Question

The school of business at abc university has a information desk manned by one student worker. It takes him an average of 3 minutes to answer questions raised by guests who visit the school building. Guests arrive at the desk at the rate of 15 per hour. Suppose that arrivals are Poisson and the service times are exponentially distributed.

A. What is the average waiting time in queue?

B. Suppose the worker earns $7.25 per hour. The cost of waiting time, in terms of customer unhappiness with the service received, is $5 per hour of time spent waiting in line. Find the total expected costs over an 8 hour day.

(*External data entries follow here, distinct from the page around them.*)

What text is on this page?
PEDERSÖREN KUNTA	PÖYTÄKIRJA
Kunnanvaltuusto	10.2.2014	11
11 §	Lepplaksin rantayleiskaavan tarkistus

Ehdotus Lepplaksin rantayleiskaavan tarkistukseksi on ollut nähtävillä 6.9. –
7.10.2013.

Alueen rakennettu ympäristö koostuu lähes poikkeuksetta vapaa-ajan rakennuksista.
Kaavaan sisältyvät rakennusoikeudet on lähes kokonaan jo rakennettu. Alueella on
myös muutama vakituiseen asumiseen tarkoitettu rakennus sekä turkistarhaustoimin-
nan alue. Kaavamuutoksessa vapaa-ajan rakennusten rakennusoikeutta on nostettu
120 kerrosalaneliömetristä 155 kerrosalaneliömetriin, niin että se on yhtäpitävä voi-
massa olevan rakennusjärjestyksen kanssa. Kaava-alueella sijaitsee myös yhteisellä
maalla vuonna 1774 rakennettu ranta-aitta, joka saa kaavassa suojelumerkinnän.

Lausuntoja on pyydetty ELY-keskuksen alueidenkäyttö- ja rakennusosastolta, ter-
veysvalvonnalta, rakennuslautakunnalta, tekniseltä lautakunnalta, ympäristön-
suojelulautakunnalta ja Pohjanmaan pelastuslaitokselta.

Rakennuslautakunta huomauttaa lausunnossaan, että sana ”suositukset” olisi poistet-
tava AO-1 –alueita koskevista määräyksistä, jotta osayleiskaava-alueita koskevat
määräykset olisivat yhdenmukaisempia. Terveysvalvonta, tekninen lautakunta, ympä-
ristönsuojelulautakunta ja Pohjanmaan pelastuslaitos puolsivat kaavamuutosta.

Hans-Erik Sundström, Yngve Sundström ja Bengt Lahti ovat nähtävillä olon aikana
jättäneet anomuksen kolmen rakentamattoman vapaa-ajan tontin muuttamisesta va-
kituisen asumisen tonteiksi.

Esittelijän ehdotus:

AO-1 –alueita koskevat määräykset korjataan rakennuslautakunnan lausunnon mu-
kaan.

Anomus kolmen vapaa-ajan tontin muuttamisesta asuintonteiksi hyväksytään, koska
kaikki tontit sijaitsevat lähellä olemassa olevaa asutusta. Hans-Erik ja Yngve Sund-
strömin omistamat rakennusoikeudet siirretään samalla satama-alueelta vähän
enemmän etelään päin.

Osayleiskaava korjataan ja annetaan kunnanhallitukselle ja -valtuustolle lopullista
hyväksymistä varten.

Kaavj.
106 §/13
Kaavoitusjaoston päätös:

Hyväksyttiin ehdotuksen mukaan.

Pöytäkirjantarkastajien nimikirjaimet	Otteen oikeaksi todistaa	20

C. Should the school hire another worker? Justify.

Answer 1

Arrivals = Lambda = 15 per hour

Service rate =mu =60/3 =20 per hour

Utilisation rho = lambda /mu =15/20 =0.75

Avg waiting time in queue = lambda / mu ( mu-lambda) = 15 /20x(20-15) =15/100 =0.15 hours =9 min.

Avg customers waiting in the queue = (lambda) x Avg waiting time in queue = 15 x0.15 = 2.25

Cost of waiting time per hour = 2.25 x0.15 x 5 = 1.687

Total expected cost per day = 1.687x8 = 13.5

If a second person is hired he will have to be paid 7.25x8 =58 per day.

Hence a second worker is not necessary, as the cost of waiting does not warrant this.